“输入”对比“push ebp”移动 ebp,特别是;子esp,imm”和“离开”与“mov esp, ebp;”比较弹出ebp”
enter
和指令有什么区别
push ebp
mov ebp, esp
sub esp, imm
?有性能差异吗?如果是这样,哪个更快?为什么编译器总是使用后者?
与 leave
和
mov esp, ebp
pop ebp
说明类似。
What is the difference between the enter
and
push ebp
mov ebp, esp
sub esp, imm
instructions? Is there a performance difference? If so, which is faster and why do compilers always use the latter?
Similarly with the leave
and
mov esp, ebp
pop ebp
instructions.
如果你对这篇内容有疑问,欢迎到本站社区发帖提问 参与讨论,获取更多帮助,或者扫码二维码加入 Web 技术交流群。
绑定邮箱获取回复消息
由于您还没有绑定你的真实邮箱,如果其他用户或者作者回复了您的评论,将不能在第一时间通知您!
发布评论
评论(4)
性能存在差异,尤其是对于
enter
而言。在现代处理器上,这会解码为大约 10 到 20 µops,而三个指令序列约为 4 到 6 个,具体取决于架构。有关详细信息,请参阅 Agner Fog 的说明表。此外,与三个指令序列的 3 个时钟依赖链相比,
enter
指令通常具有相当高的延迟,例如 core2 上的 8 个时钟。此外,编译器可以出于调度目的而展开这三个指令序列,当然这取决于周围的代码,以允许指令的更多并行执行。
There is a performance difference, especially for
enter
. On modern processors this decodes to some 10 to 20 µops, while the three instruction sequence is about 4 to 6, depending on the architecture. For details consult Agner Fog's instruction tables.Additionally the
enter
instruction usually has a quite high latency, for example 8 clocks on a core2, compared to the 3 clocks dependency chain of the three instruction sequence.Furthermore the three instruction sequence may be spread out by the compiler for scheduling purposes, depending on the surrounding code of course, to allow more parallel execution of instructions.
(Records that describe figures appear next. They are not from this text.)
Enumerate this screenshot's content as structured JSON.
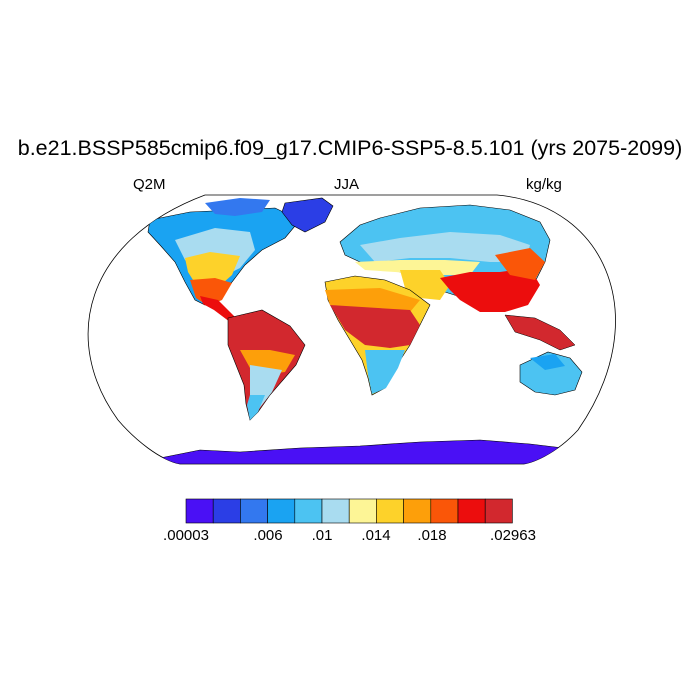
{
  "map": {
    "title": "b.e21.BSSP585cmip6.f09_g17.CMIP6-SSP5-8.5.101 (yrs 2075-2099)",
    "left_label": "Q2M",
    "center_label": "JJA",
    "right_label": "kg/kg"
  },
  "colorbar": {
    "colors": [
      "#4a10f5",
      "#2b3ee6",
      "#3378ef",
      "#1aa3f2",
      "#4cc3f2",
      "#a9dcf0",
      "#fdf596",
      "#fdd22a",
      "#fd9f0a",
      "#fa5608",
      "#ec0d0d",
      "#d2282e"
    ],
    "labels": [
      ".00003",
      ".006",
      ".01",
      ".014",
      ".018",
      ".02963"
    ]
  }
}
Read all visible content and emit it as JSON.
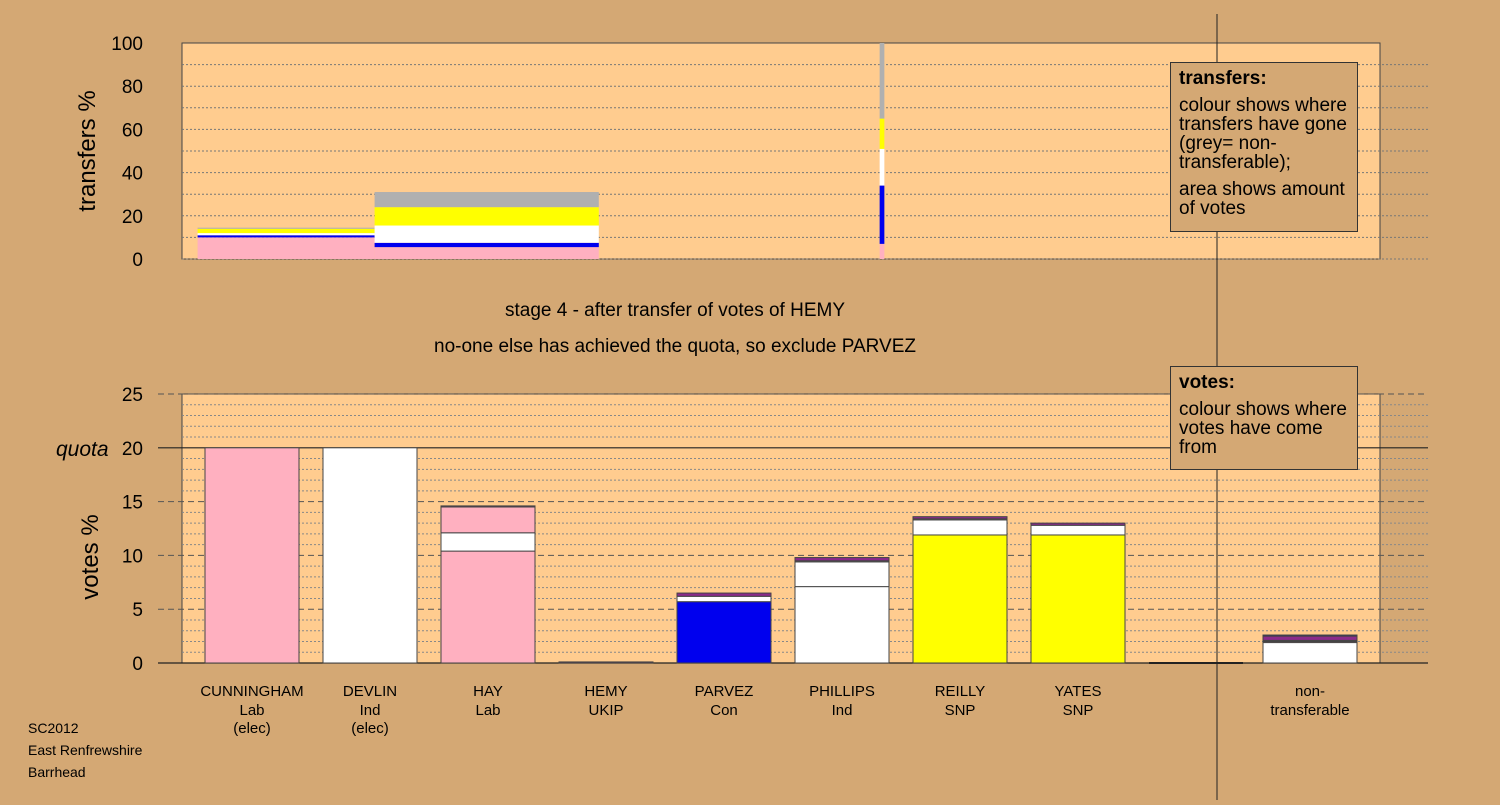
{
  "colors": {
    "background": "#D4A874",
    "plot_fill": "#FFCC8F",
    "Lab": "#FFB0C0",
    "Ind": "#FFFFFF",
    "UKIP": "#8B2A8B",
    "Con": "#0000EE",
    "SNP": "#FFFF00",
    "nontransferable": "#B0B0B0"
  },
  "stage": {
    "line1": "stage 4 - after transfer of votes of HEMY",
    "line2": "no-one else has achieved the quota, so exclude PARVEZ"
  },
  "legend_transfers": {
    "title": "transfers:",
    "text1": "colour shows where transfers have gone (grey= non-transferable);",
    "text2": "area shows amount of votes"
  },
  "legend_votes": {
    "title": "votes:",
    "text1": "colour shows where votes have come from"
  },
  "source": {
    "line1": "SC2012",
    "line2": "East Renfrewshire",
    "line3": "Barrhead"
  },
  "chart_data": [
    {
      "type": "bar",
      "name": "transfers",
      "ylabel": "transfers %",
      "ylim": [
        0,
        100
      ],
      "yticks": [
        0,
        20,
        40,
        60,
        80,
        100
      ],
      "bars": [
        {
          "x0": 0.2,
          "x1": 1.7,
          "segments": [
            {
              "party": "Lab",
              "value": 10
            },
            {
              "party": "Con",
              "value": 1
            },
            {
              "party": "Ind",
              "value": 1
            },
            {
              "party": "SNP",
              "value": 2
            },
            {
              "party": "nontransferable",
              "value": 0.5
            }
          ]
        },
        {
          "x0": 1.7,
          "x1": 3.6,
          "segments": [
            {
              "party": "Lab",
              "value": 5.5
            },
            {
              "party": "Con",
              "value": 2
            },
            {
              "party": "Ind",
              "value": 8
            },
            {
              "party": "SNP",
              "value": 8.5
            },
            {
              "party": "nontransferable",
              "value": 7
            }
          ]
        },
        {
          "x0": 5.98,
          "x1": 6.02,
          "segments": [
            {
              "party": "Lab",
              "value": 7
            },
            {
              "party": "Con",
              "value": 27
            },
            {
              "party": "Ind",
              "value": 17
            },
            {
              "party": "SNP",
              "value": 14
            },
            {
              "party": "nontransferable",
              "value": 35
            }
          ]
        }
      ]
    },
    {
      "type": "bar",
      "name": "votes",
      "ylabel": "votes %",
      "ylim": [
        0,
        25
      ],
      "yticks": [
        0,
        5,
        10,
        15,
        20,
        25
      ],
      "quota": 20,
      "quota_label": "quota",
      "categories": [
        {
          "name": "CUNNINGHAM",
          "party": "Lab",
          "status": "(elec)"
        },
        {
          "name": "DEVLIN",
          "party": "Ind",
          "status": "(elec)"
        },
        {
          "name": "HAY",
          "party": "Lab",
          "status": ""
        },
        {
          "name": "HEMY",
          "party": "UKIP",
          "status": ""
        },
        {
          "name": "PARVEZ",
          "party": "Con",
          "status": ""
        },
        {
          "name": "PHILLIPS",
          "party": "Ind",
          "status": ""
        },
        {
          "name": "REILLY",
          "party": "SNP",
          "status": ""
        },
        {
          "name": "YATES",
          "party": "SNP",
          "status": ""
        }
      ],
      "nontransferable_label_1": "non-",
      "nontransferable_label_2": "transferable",
      "series": [
        {
          "candidate": "CUNNINGHAM",
          "segments": [
            {
              "party": "Lab",
              "value": 20
            }
          ]
        },
        {
          "candidate": "DEVLIN",
          "segments": [
            {
              "party": "Ind",
              "value": 20
            }
          ]
        },
        {
          "candidate": "HAY",
          "segments": [
            {
              "party": "Lab",
              "value": 10.4
            },
            {
              "party": "Ind",
              "value": 1.7
            },
            {
              "party": "Lab",
              "value": 2.4
            },
            {
              "party": "UKIP",
              "value": 0.1
            }
          ]
        },
        {
          "candidate": "HEMY",
          "segments": [
            {
              "party": "UKIP",
              "value": 0.1
            }
          ]
        },
        {
          "candidate": "PARVEZ",
          "segments": [
            {
              "party": "Con",
              "value": 5.7
            },
            {
              "party": "Ind",
              "value": 0.5
            },
            {
              "party": "UKIP",
              "value": 0.3
            }
          ]
        },
        {
          "candidate": "PHILLIPS",
          "segments": [
            {
              "party": "Ind",
              "value": 7.1
            },
            {
              "party": "Ind",
              "value": 2.3
            },
            {
              "party": "Ind",
              "value": 0.1
            },
            {
              "party": "UKIP",
              "value": 0.3
            }
          ]
        },
        {
          "candidate": "REILLY",
          "segments": [
            {
              "party": "SNP",
              "value": 11.9
            },
            {
              "party": "Ind",
              "value": 1.4
            },
            {
              "party": "Ind",
              "value": 0.1
            },
            {
              "party": "UKIP",
              "value": 0.2
            }
          ]
        },
        {
          "candidate": "YATES",
          "segments": [
            {
              "party": "SNP",
              "value": 11.9
            },
            {
              "party": "Ind",
              "value": 0.9
            },
            {
              "party": "UKIP",
              "value": 0.2
            }
          ]
        },
        {
          "candidate": "non-transferable",
          "segments": [
            {
              "party": "Ind",
              "value": 1.9
            },
            {
              "party": "Lab",
              "value": 0.1
            },
            {
              "party": "Ind",
              "value": 0.1
            },
            {
              "party": "UKIP",
              "value": 0.4
            },
            {
              "party": "Con",
              "value": 0.1
            }
          ]
        }
      ]
    }
  ]
}
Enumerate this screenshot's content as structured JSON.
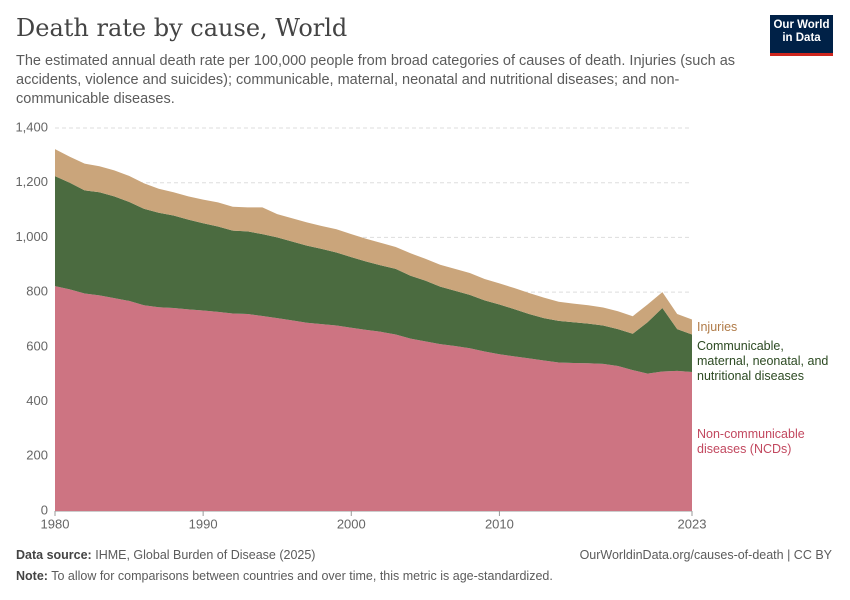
{
  "chart_data": {
    "type": "stacked-area",
    "title": "Death rate by cause, World",
    "subtitle": "The estimated annual death rate per 100,000 people from broad categories of causes of death. Injuries (such as accidents, violence and suicides); communicable, maternal, neonatal and nutritional diseases; and non-communicable diseases.",
    "logo": "Our World in Data",
    "source": {
      "label": "Data source:",
      "text": "IHME, Global Burden of Disease (2025)"
    },
    "url": "OurWorldinData.org/causes-of-death | CC BY",
    "note": {
      "label": "Note:",
      "text": "To allow for comparisons between countries and over time, this metric is age-standardized."
    },
    "x": [
      1980,
      1981,
      1982,
      1983,
      1984,
      1985,
      1986,
      1987,
      1988,
      1989,
      1990,
      1991,
      1992,
      1993,
      1994,
      1995,
      1996,
      1997,
      1998,
      1999,
      2000,
      2001,
      2002,
      2003,
      2004,
      2005,
      2006,
      2007,
      2008,
      2009,
      2010,
      2011,
      2012,
      2013,
      2014,
      2015,
      2016,
      2017,
      2018,
      2019,
      2020,
      2021,
      2022,
      2023
    ],
    "xlim": [
      1980,
      2023
    ],
    "xticks": [
      1980,
      1990,
      2000,
      2010,
      2023
    ],
    "ylim": [
      0,
      1400
    ],
    "yticks": [
      0,
      200,
      400,
      600,
      800,
      {
        "value": 1000,
        "label": "1,000"
      },
      {
        "value": 1200,
        "label": "1,200"
      },
      {
        "value": 1400,
        "label": "1,400"
      }
    ],
    "grid": true,
    "series": [
      {
        "name": "Non-communicable diseases (NCDs)",
        "color": "#cd7482",
        "label_color": "#c2485f",
        "values": [
          822,
          810,
          795,
          788,
          778,
          768,
          752,
          745,
          742,
          737,
          733,
          728,
          722,
          720,
          713,
          705,
          697,
          688,
          683,
          678,
          670,
          662,
          655,
          645,
          630,
          620,
          610,
          603,
          595,
          583,
          573,
          565,
          558,
          550,
          543,
          541,
          540,
          538,
          530,
          515,
          502,
          510,
          512,
          508
        ]
      },
      {
        "name": "Communicable, maternal, neonatal, and nutritional diseases",
        "color": "#4b6b40",
        "label_color": "#2c4a22",
        "values": [
          402,
          390,
          377,
          377,
          372,
          362,
          353,
          345,
          338,
          328,
          319,
          312,
          303,
          302,
          299,
          295,
          288,
          282,
          275,
          267,
          258,
          250,
          243,
          240,
          230,
          222,
          210,
          202,
          195,
          187,
          182,
          173,
          162,
          155,
          152,
          149,
          145,
          140,
          135,
          133,
          188,
          232,
          153,
          137
        ]
      },
      {
        "name": "Injuries",
        "color": "#caa57b",
        "label_color": "#b07b48",
        "values": [
          99,
          95,
          98,
          95,
          95,
          95,
          93,
          88,
          85,
          85,
          86,
          88,
          87,
          88,
          98,
          85,
          85,
          85,
          84,
          85,
          84,
          83,
          82,
          80,
          82,
          80,
          80,
          80,
          80,
          78,
          77,
          77,
          77,
          75,
          70,
          68,
          67,
          66,
          65,
          64,
          65,
          58,
          55,
          55
        ]
      }
    ]
  }
}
在设计 80286 时,Intel 的 CPU 设计人员决定添加两条指令来帮助维护显示。
这里是 CPU 内部的微代码:
ENTER 的替代方案是:
;输入n, 0;在486上输入14个周期
;在 486 上输入 n, 1 ;17 个周期
;输入 n, 3 ;在 486
等上输入 23 个周期。长距离可能会增加文件大小,但速度更快。
最后一点,程序员不再真正使用显示,因为这是一种非常缓慢的解决方法,使得 ENTER 现在变得毫无用处。
资料来源:https://courses.engr.illinois。 edu/ece390/books/artofasm/CH12/CH12-3.html
When designing the 80286, Intel's CPU designers decided to add two instructions to help maintain displays.
Here the micro code inside the CPU:
Alternative to ENTER would be:
; enter n, 0 ;14 cycles on the 486
; enter n, 1 ;17 cycles on the 486
; enter n, 3 ;23 cycles on the 486
Etc. The long way might increase your file size, but is way quicker.
One last note, programmer don't really use display anymore since that was a very slow work around, making ENTER pretty useless now.
Source: https://courses.engr.illinois.edu/ece390/books/artofasm/CH12/CH12-3.html
enter
在所有 CPU 上都慢得无法使用,除了可能以牺牲速度为代价的代码大小优化之外,没有人使用它。 (如果确实需要帧指针,或者希望允许更紧凑的寻址模式来寻址堆栈空间。)leave
足够快,值得使用< /strong>,并且 GCC 确实使用它(如果 ESP / RSP 尚未指向已保存的 EBP/RBP;否则它只使用pop ebp
)。leave
在现代 Intel CPU 上仅为 3 uops(在某些 AMD 上为 2 uops)。 (https://agner.org/optimize/,https://uops.info/)。mov / pop 总共只有 2 uops(在现代 x86 上,其中“堆栈引擎”跟踪 ESP/RSP 的更新)。所以
leave
只是比单独做事情多了一个 uop。我已经在 Skylake 上对此进行了测试,将循环中的调用/ret 与设置传统帧指针的函数进行比较,并使用mov
/pop
或离开
。当您使用leave 时,uops_issued.any
的perf
计数器比mov/pop 时多显示一个前端uop。 (我运行了自己的测试,以防其他测量方法在其离开测量中计算堆栈同步微指令,但在实际功能控制中使用它。)旧 CPU 可能受益更多的可能原因是保持 mov / pop 分割up:
在大多数没有 uop 缓存的 CPU 中(即 Sandybridge 之前的 Intel、Zen 之前的 AMD),多 uop 指令可能会成为解码瓶颈。它们只能在第一个(“复杂”)解码器中解码,因此可能意味着之前的解码周期产生的微指令比正常情况少。
一些 Windows 调用约定是被调用者弹出堆栈参数,使用
ret n
。 (例如ret 8
在弹出返回地址后执行 ESP/RSP += 8)。这是一条多 uop 指令,与现代 x86 上的普通近ret
指令不同。所以上面的原因是双重的:leave 和 ret 12 无法在同一周期内解码这些原因也适用于构建 uop 缓存条目的传统解码。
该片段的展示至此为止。